The illustrated member 13 has the projection 13a similar to a square column, which is loosely fitted in the recess 10d formed in the illustrated upper surface of the slider 10, and an internal threaded portion 13b engaging the above screw shaft 12. The movable member 13 is prevented from rotation by the projection 13a fitted into the recess 10d, so that it can be moved vertically along the guide rail 11 by the rotation of the screw shaft 12.
Since the recesses 10d and the projections 13a are loosely fitted to each other, when the movable members 13 move linearly along the screw shaft 12, the slider 10 can move along the curved guide rail 11.
Then, an operation of the position adjusting device for the shoulder belt of the seat belt assembly having the above structures will be described with reference to FIGS. 4A, 4B, 5B and others.
FIG. 4A illustrates a case in which the movable members 13 and the slider 10 are located at the side of the upper end 12b of the screw shaft 12. In this condition, when the unillustrated motor 10 drives through the transmission wire 21 the screw shaft 12 to rotate in a positive direction, the movable members are moved linearly along the screw shaft 12. At the same time, the slider 10 is moved together with the movable members 13 along the curved guide rail 11. When the screw shaft 12 is rotated reversely, the movable members 13 and the slider 10 move toward the upper end 12b in a similar manner.
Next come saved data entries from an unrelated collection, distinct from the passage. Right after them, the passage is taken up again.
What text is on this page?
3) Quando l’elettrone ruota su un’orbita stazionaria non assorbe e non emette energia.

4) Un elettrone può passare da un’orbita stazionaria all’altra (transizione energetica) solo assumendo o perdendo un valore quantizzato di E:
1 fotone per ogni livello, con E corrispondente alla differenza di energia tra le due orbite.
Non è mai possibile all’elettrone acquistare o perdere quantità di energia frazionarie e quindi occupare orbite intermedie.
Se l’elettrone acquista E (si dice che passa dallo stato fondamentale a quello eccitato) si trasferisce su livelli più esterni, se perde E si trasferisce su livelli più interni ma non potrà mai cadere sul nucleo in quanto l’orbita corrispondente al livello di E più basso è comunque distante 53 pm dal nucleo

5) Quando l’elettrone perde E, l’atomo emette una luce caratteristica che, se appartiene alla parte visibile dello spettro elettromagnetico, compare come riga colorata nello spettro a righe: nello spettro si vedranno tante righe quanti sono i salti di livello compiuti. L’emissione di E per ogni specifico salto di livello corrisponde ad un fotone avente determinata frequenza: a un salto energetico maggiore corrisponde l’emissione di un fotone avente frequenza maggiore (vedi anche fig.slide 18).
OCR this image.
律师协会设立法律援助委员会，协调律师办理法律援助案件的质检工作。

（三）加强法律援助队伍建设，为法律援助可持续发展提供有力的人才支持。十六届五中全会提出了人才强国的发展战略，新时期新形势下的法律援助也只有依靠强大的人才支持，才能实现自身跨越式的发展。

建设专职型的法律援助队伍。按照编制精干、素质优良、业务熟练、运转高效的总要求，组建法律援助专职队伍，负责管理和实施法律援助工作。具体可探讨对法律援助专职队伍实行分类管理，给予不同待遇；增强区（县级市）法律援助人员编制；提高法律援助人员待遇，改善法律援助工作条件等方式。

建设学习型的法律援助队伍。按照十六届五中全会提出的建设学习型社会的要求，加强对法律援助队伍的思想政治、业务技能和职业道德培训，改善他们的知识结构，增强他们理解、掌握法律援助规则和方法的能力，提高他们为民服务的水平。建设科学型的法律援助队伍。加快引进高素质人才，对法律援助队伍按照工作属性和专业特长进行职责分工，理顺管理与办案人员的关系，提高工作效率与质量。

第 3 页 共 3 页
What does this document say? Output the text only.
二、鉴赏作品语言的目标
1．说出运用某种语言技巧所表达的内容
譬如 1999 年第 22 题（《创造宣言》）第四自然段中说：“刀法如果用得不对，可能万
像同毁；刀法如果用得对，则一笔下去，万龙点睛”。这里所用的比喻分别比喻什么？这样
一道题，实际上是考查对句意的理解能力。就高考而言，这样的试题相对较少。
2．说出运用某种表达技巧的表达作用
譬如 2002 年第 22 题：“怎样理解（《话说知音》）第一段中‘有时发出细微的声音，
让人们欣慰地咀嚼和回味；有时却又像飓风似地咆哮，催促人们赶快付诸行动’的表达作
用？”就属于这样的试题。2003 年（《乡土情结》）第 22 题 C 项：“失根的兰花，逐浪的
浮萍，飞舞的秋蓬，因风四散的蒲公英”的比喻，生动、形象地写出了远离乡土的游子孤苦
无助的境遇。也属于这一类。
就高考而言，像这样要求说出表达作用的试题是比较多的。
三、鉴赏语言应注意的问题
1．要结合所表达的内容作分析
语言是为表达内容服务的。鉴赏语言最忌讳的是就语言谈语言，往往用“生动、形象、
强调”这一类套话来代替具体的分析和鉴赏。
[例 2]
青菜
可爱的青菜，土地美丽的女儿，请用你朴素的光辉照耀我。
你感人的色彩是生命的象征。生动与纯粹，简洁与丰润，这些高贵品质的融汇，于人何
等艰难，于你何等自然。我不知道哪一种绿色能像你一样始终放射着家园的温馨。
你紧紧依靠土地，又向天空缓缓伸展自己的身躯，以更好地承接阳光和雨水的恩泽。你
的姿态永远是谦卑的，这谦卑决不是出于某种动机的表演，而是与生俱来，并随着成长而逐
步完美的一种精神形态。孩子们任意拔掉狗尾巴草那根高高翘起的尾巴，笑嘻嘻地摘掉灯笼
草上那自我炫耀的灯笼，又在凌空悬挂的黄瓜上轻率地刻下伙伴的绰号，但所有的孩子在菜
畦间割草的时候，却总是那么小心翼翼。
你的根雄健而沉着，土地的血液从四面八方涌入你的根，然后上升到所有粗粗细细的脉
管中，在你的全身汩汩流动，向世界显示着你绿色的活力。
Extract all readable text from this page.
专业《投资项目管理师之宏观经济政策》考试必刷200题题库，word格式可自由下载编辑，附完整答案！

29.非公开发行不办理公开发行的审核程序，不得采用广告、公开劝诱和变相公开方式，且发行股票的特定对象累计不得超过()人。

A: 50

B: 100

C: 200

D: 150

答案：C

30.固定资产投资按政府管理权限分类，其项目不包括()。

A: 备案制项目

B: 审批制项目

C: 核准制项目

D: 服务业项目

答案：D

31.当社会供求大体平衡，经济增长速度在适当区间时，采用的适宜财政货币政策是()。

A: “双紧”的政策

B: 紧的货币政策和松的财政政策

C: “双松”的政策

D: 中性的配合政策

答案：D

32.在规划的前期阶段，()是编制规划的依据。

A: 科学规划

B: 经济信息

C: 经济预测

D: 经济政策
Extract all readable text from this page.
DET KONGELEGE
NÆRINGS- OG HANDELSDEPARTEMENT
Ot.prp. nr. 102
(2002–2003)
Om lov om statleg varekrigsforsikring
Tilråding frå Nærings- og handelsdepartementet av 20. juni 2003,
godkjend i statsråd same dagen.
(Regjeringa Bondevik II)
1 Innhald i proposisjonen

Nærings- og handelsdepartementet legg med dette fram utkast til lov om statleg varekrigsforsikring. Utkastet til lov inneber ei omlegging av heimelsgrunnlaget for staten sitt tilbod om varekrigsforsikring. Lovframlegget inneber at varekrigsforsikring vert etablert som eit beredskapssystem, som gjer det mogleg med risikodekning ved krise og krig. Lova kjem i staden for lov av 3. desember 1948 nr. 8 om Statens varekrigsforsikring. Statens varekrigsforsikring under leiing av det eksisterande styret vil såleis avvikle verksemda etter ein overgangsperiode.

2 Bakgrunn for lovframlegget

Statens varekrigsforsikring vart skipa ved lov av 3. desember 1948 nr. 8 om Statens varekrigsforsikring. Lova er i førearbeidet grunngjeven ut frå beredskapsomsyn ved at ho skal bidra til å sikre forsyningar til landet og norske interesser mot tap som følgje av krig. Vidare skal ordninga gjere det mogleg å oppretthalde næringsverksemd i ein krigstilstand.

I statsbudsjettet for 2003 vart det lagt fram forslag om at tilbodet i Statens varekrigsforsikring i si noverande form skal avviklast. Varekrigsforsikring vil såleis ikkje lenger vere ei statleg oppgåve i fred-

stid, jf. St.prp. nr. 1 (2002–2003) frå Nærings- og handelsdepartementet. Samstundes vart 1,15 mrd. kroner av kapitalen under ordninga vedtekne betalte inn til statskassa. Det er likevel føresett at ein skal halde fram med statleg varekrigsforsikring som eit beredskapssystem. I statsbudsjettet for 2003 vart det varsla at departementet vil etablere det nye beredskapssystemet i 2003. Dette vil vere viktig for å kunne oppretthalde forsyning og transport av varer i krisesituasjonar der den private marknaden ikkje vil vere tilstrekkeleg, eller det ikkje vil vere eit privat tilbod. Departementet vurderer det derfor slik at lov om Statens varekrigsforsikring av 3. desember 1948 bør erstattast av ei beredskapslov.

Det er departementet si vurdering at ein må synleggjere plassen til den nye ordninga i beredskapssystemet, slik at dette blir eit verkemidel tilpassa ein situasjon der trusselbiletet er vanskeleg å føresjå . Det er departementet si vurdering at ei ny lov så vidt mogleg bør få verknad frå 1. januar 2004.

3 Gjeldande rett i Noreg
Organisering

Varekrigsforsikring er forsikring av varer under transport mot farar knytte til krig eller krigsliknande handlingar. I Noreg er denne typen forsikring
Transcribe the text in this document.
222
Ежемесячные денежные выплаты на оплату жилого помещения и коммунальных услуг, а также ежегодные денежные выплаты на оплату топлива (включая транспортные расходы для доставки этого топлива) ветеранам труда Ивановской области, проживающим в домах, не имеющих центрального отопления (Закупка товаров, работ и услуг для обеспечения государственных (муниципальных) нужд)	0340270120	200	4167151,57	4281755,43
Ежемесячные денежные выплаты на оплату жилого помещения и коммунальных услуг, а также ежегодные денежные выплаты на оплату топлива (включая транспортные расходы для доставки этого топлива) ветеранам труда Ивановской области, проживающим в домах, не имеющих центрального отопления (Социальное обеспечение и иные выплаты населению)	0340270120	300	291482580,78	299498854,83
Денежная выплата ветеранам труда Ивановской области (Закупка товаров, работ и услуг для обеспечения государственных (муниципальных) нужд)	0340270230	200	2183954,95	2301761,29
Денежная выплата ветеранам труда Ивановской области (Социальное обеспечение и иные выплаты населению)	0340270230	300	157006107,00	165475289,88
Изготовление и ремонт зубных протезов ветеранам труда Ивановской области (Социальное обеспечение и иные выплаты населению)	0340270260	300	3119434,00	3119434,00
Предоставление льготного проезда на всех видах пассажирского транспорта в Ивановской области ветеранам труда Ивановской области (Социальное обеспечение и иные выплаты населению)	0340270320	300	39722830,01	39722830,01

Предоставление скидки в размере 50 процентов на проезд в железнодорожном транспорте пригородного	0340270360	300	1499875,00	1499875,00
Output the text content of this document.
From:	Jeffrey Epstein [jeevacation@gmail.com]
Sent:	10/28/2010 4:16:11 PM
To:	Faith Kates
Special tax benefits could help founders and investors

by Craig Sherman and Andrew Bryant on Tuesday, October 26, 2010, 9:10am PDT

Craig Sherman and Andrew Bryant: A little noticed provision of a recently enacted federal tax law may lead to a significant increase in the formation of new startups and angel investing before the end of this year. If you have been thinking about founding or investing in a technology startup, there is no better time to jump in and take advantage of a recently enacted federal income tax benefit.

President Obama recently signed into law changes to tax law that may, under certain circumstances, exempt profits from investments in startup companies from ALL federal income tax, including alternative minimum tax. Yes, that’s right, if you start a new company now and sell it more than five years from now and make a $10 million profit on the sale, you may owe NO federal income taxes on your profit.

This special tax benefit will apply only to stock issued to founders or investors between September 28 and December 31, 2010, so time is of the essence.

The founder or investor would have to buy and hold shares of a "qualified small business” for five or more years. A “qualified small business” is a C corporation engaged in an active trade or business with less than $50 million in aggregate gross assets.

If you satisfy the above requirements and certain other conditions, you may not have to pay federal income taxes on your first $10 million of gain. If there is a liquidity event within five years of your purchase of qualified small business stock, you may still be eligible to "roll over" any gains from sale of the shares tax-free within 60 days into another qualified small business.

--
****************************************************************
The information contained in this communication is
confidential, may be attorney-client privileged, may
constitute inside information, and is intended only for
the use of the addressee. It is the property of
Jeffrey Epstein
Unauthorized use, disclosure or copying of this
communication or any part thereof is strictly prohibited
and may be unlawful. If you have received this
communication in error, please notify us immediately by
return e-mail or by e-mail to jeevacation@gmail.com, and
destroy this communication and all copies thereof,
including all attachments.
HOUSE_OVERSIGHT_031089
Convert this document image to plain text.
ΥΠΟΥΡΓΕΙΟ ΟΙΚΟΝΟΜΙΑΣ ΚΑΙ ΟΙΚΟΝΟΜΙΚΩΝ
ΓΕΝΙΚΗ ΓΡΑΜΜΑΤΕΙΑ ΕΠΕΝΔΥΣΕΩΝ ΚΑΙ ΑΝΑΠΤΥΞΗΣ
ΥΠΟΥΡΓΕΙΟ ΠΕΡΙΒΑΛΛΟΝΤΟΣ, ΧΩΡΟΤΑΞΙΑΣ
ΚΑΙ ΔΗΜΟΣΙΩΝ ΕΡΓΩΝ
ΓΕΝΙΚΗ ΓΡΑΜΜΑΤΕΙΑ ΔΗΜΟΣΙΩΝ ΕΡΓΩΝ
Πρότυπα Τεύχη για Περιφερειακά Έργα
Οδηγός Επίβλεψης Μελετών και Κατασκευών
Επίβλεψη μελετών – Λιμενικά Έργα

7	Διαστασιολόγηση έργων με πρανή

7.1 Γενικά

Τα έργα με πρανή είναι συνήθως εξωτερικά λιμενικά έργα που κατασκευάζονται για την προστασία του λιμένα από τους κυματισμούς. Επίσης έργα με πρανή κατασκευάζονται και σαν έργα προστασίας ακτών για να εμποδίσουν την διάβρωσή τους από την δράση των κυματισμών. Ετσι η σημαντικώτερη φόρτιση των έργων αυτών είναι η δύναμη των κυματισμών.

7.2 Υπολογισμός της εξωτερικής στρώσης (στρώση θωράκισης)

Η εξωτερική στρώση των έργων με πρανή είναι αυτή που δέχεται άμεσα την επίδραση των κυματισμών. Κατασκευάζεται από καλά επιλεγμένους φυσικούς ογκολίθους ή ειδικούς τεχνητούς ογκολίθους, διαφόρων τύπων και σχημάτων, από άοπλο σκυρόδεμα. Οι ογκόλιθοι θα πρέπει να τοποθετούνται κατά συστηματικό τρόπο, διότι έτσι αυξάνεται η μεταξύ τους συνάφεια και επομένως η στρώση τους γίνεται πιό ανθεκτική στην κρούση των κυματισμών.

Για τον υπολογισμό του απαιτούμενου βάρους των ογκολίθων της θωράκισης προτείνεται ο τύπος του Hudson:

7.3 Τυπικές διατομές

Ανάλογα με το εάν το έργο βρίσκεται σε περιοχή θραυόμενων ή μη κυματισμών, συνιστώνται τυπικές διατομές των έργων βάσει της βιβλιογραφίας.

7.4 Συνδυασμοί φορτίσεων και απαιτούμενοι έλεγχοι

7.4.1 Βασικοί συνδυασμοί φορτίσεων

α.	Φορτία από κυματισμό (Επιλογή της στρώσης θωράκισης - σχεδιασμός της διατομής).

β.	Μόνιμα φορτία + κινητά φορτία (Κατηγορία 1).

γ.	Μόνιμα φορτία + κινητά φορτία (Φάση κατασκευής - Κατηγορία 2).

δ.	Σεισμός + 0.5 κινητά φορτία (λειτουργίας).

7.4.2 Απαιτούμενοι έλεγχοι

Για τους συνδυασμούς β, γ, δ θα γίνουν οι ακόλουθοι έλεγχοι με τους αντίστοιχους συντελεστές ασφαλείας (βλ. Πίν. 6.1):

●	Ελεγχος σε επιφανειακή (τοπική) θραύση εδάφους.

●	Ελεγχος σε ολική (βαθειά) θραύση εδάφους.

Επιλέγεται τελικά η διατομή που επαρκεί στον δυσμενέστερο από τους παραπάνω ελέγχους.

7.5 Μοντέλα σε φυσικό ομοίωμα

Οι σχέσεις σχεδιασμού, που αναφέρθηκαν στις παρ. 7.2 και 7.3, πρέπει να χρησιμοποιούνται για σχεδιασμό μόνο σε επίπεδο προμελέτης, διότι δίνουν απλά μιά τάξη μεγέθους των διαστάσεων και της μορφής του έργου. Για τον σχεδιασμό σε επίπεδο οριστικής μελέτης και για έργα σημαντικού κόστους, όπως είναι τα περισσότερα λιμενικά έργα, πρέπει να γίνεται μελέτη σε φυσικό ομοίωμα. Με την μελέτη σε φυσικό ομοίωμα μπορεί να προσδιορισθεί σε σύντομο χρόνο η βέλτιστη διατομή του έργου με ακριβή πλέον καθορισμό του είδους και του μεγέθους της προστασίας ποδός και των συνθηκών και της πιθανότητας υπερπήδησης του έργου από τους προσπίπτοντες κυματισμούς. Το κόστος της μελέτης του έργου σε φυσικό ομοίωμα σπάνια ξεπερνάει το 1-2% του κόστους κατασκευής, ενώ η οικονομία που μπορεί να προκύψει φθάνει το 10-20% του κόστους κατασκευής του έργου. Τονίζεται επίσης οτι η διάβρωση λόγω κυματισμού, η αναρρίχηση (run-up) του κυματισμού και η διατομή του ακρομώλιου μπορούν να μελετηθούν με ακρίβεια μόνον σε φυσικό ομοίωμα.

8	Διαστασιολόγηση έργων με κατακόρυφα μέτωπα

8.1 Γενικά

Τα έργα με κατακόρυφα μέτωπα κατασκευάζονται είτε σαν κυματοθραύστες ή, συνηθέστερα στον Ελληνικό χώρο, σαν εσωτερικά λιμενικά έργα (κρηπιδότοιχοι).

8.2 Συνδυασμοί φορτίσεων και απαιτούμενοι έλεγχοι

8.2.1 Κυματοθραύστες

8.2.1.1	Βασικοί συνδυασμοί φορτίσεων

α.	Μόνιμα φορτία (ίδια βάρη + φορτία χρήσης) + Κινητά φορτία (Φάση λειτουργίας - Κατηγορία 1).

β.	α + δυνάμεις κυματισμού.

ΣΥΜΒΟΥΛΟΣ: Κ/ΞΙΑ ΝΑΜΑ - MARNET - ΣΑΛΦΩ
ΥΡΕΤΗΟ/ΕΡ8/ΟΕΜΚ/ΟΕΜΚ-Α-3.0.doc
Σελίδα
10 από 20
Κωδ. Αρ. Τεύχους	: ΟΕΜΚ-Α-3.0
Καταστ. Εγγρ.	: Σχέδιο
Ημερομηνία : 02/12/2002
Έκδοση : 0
In this movement, since the projections 13a are loosely fitted into the recesses 10d, the slider 10 can freely move in the horizontal direction toward and away from the moving member 13, and can incline as indicated by an arrow C.
An operation, in which the belt anchor 20 receives the force F through the shoulder belt 22 loosely connected to the belt anchor 20, will be described with reference to FIG. 5.
The force F is composed of a component fz in the direction Z (vertical direction) parallel to the screw shaft 12 and a component fxy in the directions X and Y (horizontal direction) perpendicular thereto.
The component fxy in the directions X and Y of the force applied to the shoulder belt 22 is born by the slider 10 and the guide rail 11. However, since the slider 10 is in loose engagement with the movable members 13, the component fxy in the directions X and Y is not applied to the movable members 13 and the screw shaft 12.
In the direction Z, since the slider 10 is merely engaged with the movable members 13, the component fz in the direction Z is not born by the slider 10 and the guide rail 11, and thus is born by the movable members 13 and the screw shaft 12 supported at the upper end 12b. Therefore, only a tensile stress is applied to the screw shaft 12 and a bending stress is not applied thereto. Consequently, the screw shaft 12 can have a diameter smaller than that of the conventional member without a possibility of breakage. Therefore, the whole device can be made compact.
When the component fxy in the directions X and Y increases to a value larger than a maximum allowable strength (plastic deformation strength) of the guide rail 11, the guide rail 11 curvedly deforms to a degree corresponding to the component fxv in the directions X and Y, and a bending force is applied to the screw shaft 12. In consideration of this, the mounting member 16 in the illustrated embodiment has so fragile structure that it may deform or break at a value smaller than the breakage strength of the screw shaft 12, and is constructed to release the lower end 12a of the screw shaft 12 when deformed or broken, so that the screw shaft 12 will not receive a bending force larger than the releasing force.
Further, in the embodiment, the guide rail 11 may be curvedly formed to extend closely along the center pillar, which also contributes to the compact structure.
Also in the position adjusting device constructed as above, in which the coil spring 13B biases the two movable members 13, i.e., the female screw members away from each other, the slider 10, i.e., the anchor support member, can be moved very quietly along the guide rail 11.